Ariana Grande anunció que, al concluir su gira Eternal Sunshine Tour el 1 de septiembre en Londres, hará una pausa de la vida pública y de proyectos con alta exposición mediática. Su representante confirmó a medios como People y The Hollywood Reporter que la cantante quiere cerrar la gira “sana y feliz” y luego tomarse un “descanso muy merecido” del trabajo y las apariciones públicas.
Como parte de esa decisión, ya no participará en la reposición del musical Sunday in the Park with George, prevista para el próximo verano en el Barbican Centre de Londres.
La medida llega en medio de una creciente preocupación en redes sociales por su físico, reavivada tras fotos y videos de la gira y el estreno de su nuevo álbum Petal.
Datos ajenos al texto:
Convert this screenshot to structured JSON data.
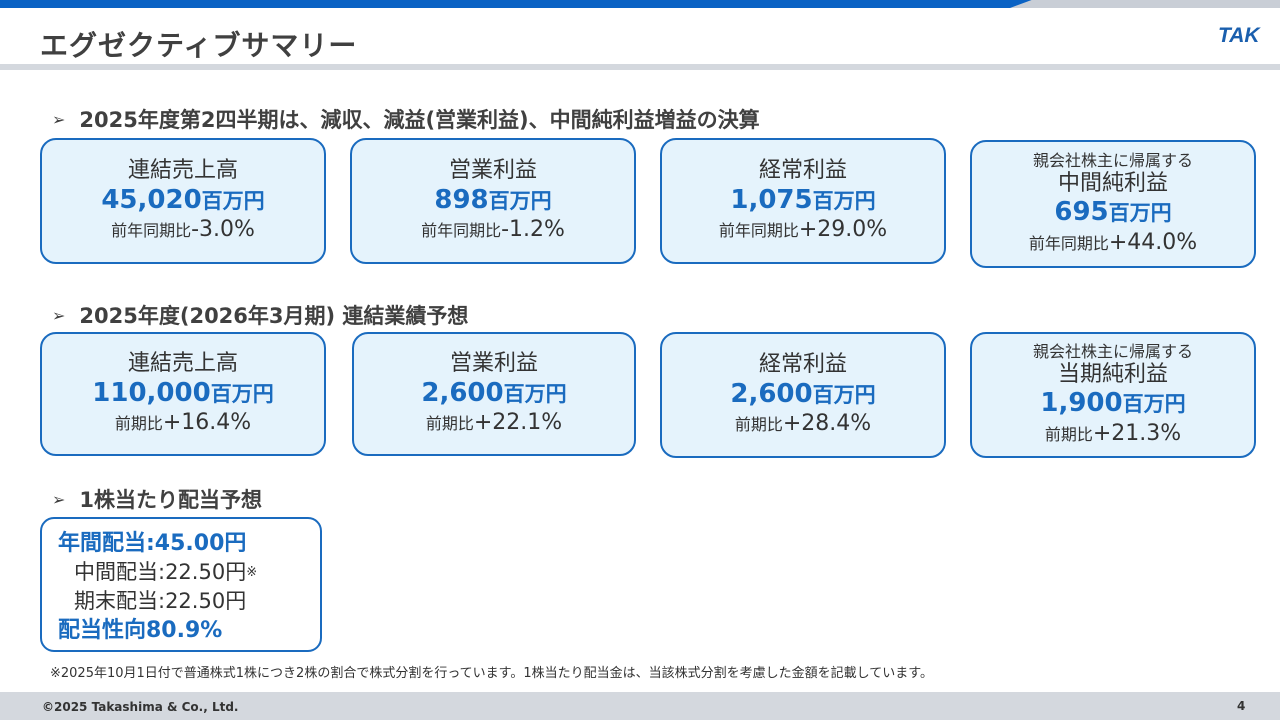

Sin embargo, su equipo ha sido claro: no hay ningún diagnóstico nuevo ni problema de salud revelado; el motivo central es el “escrutinio público constante e interminable” al que ha estado sometida, sobre todo en torno a su cuerpo.
Un portavoz destacó que su salud es buena y que el espectáculo actual es “muy físico” y requiere “destreza atlética”, por lo que actuar “noche tras noche a un nivel altísimo” es una señal de que está bien. En su primer concierto en Chicago tras el anuncio, la propia Ariana aclaró que su retiro de la vida pública fue planeado desde hace tiempo y no es una reacción de último momento a los rumores.